I use uint(32) to make sure things are robust w.r.t uint(32) which is the absolute limit. For most practical purposes today, I should probably have made it uint(16) but I am guessing that at some stage over the next 25+ years, it will need to handle slightly more than that number of points, maybe as many as 2^24. That said, I have done all my testing of the factorization stuff ensuring that it works up to 2^32 (if I declare things as uint(64)). I like strong typing but yes, it gets a bit painful in Chapel but it does help show up potential issues.

I probably will change to ints because the major data storage overhead are the twiddle factors. However, my use of uints(32) has highlighted other Chapel issues/bugs like #22533 and #23302 as you might have seen on GitHub so I might keep them for the moment.

I like the idea of that domain. But I do not quite understand it. I need to read it a bit more.

Note that I would not normally populate the the twiddle factors, i.e. the v elements of TWFS, until after I have created the entire tw array of TWFS records. There are lots of computations there and the idea way to compute those is to use a FMA instruction - See #23251.

Interesting! Your explanations make sense. Re domains, in the following code:

var d: domain(2);
var a: [d] real;
d = ....;

assigning to d resizes a (padding it with zeros and/or dropping existing elements, as needed) so its index set always matches d.

Just for fun, how about dropping some points instead of padding? Empirically, for np \in 8800..9400, I'd need to drop at most 0.4% of points, often much less, to get to a number with the max prime factor of <=23 (for example, 8959 --> 8925). Instead of one very slow FFT on a full survey with np=8837, I'd run several super-fast FFTs on its subsets with np=8835 dropping different pairs of points, then average the results. I can even fantasize about an adaptive approach that starts with an aggressive drop size for smallest factors / fastest FFTs, then backs off to dropping fewer points if the answers that the individual FFTs return differ too much.

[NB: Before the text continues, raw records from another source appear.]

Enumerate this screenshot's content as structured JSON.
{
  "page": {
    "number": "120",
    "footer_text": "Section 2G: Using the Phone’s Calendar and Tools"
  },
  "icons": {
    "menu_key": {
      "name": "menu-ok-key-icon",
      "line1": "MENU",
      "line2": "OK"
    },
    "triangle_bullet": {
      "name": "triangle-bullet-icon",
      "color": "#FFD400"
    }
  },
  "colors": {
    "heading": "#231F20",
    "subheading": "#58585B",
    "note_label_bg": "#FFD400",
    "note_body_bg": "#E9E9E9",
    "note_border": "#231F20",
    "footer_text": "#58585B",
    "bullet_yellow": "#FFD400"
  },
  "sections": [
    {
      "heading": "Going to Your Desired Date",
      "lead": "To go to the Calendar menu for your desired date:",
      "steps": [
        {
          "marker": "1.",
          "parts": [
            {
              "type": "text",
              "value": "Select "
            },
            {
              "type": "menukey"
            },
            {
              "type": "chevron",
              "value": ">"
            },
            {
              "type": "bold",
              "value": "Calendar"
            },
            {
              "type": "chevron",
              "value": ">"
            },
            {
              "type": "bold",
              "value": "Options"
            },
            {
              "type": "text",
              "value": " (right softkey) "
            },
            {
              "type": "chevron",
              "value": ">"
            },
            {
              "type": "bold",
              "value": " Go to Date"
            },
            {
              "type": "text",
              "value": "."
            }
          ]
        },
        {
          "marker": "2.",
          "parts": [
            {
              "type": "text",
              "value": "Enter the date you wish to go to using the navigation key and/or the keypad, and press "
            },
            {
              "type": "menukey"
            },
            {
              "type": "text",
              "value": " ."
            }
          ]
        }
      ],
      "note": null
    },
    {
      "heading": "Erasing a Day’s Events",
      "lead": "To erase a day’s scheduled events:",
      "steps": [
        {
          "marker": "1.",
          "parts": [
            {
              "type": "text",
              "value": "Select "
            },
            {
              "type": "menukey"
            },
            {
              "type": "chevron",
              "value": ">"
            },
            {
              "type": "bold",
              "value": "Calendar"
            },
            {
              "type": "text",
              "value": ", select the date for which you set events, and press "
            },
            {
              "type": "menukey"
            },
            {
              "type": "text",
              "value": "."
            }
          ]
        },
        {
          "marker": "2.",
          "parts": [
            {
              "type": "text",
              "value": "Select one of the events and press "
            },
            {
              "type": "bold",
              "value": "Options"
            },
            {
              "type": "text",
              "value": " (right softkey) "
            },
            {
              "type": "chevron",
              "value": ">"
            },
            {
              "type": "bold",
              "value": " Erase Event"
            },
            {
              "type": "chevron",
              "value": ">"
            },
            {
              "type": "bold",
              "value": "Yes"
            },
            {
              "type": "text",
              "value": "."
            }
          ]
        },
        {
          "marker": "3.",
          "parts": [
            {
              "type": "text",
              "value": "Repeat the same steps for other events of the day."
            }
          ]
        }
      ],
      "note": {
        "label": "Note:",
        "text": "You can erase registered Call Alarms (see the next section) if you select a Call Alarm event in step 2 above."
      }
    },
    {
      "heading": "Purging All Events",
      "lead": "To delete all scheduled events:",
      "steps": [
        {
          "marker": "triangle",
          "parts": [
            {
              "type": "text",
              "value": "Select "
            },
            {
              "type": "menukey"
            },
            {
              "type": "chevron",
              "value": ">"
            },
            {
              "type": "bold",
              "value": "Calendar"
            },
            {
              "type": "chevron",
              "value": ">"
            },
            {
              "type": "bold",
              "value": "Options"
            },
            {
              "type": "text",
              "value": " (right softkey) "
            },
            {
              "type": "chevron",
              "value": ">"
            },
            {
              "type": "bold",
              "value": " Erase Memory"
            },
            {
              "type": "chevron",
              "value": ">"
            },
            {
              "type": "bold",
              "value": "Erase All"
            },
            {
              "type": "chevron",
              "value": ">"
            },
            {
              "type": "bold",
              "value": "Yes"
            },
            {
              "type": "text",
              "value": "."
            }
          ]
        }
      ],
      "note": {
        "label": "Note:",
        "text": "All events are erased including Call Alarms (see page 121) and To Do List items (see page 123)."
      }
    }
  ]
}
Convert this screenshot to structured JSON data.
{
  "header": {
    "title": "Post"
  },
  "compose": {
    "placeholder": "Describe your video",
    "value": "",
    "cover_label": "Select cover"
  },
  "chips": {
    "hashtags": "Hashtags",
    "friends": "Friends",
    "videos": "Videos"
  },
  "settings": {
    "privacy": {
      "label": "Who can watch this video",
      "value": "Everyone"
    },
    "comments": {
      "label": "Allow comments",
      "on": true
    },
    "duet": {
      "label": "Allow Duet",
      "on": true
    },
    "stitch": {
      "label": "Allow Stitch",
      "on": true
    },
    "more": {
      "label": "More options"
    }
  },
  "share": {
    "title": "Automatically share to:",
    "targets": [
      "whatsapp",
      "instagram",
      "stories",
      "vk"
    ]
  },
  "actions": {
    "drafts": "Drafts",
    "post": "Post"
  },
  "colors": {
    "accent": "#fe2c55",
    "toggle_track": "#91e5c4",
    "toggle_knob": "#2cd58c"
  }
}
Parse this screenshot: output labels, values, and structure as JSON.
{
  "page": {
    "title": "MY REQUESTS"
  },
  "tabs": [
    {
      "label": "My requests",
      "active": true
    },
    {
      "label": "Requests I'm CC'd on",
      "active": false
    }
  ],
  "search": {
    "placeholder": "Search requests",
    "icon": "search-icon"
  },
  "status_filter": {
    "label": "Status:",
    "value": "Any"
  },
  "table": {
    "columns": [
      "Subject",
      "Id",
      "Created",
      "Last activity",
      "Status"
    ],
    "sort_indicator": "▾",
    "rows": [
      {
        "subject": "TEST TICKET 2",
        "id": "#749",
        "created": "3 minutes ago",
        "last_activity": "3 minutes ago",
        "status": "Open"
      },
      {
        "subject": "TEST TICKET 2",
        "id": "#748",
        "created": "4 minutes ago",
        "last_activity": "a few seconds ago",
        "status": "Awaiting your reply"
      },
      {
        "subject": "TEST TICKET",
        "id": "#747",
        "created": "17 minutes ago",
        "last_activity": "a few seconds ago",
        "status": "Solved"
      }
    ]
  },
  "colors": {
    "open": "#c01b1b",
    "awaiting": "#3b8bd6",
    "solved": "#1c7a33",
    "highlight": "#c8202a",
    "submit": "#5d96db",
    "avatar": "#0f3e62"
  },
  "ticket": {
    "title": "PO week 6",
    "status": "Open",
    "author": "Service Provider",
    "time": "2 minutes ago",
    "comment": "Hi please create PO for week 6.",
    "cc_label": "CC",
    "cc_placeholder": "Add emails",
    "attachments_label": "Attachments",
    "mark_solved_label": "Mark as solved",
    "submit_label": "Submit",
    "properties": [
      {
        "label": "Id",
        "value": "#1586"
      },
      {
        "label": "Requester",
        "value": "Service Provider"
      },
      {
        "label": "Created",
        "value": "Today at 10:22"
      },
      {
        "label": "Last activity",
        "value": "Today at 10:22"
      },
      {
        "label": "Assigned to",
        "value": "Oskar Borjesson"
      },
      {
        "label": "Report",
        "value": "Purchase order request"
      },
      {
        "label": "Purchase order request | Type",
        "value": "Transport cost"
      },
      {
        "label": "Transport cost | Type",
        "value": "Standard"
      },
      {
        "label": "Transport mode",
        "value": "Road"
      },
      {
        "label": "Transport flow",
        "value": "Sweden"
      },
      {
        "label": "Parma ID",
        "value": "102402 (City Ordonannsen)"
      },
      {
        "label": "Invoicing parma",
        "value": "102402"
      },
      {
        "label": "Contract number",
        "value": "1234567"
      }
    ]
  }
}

Of course if you are happy with the speed of even your slowest FFT, then all this is irrelevant.

But my job is to have a robust working FFT. At this stage it means lobbying for a working FMA and getting the right data structures right and debugging things. I also need to make sure that we work with arrays indexed from 1 so that the implementation agrees with the way the mathematics is written.

Trying to come up with an adaptive FFT is not on my radar.

Messing around with changing the number of sample points to get abetter factorization is somebody else's job. But with Chapel, we know that we can run those samples in parallel easily.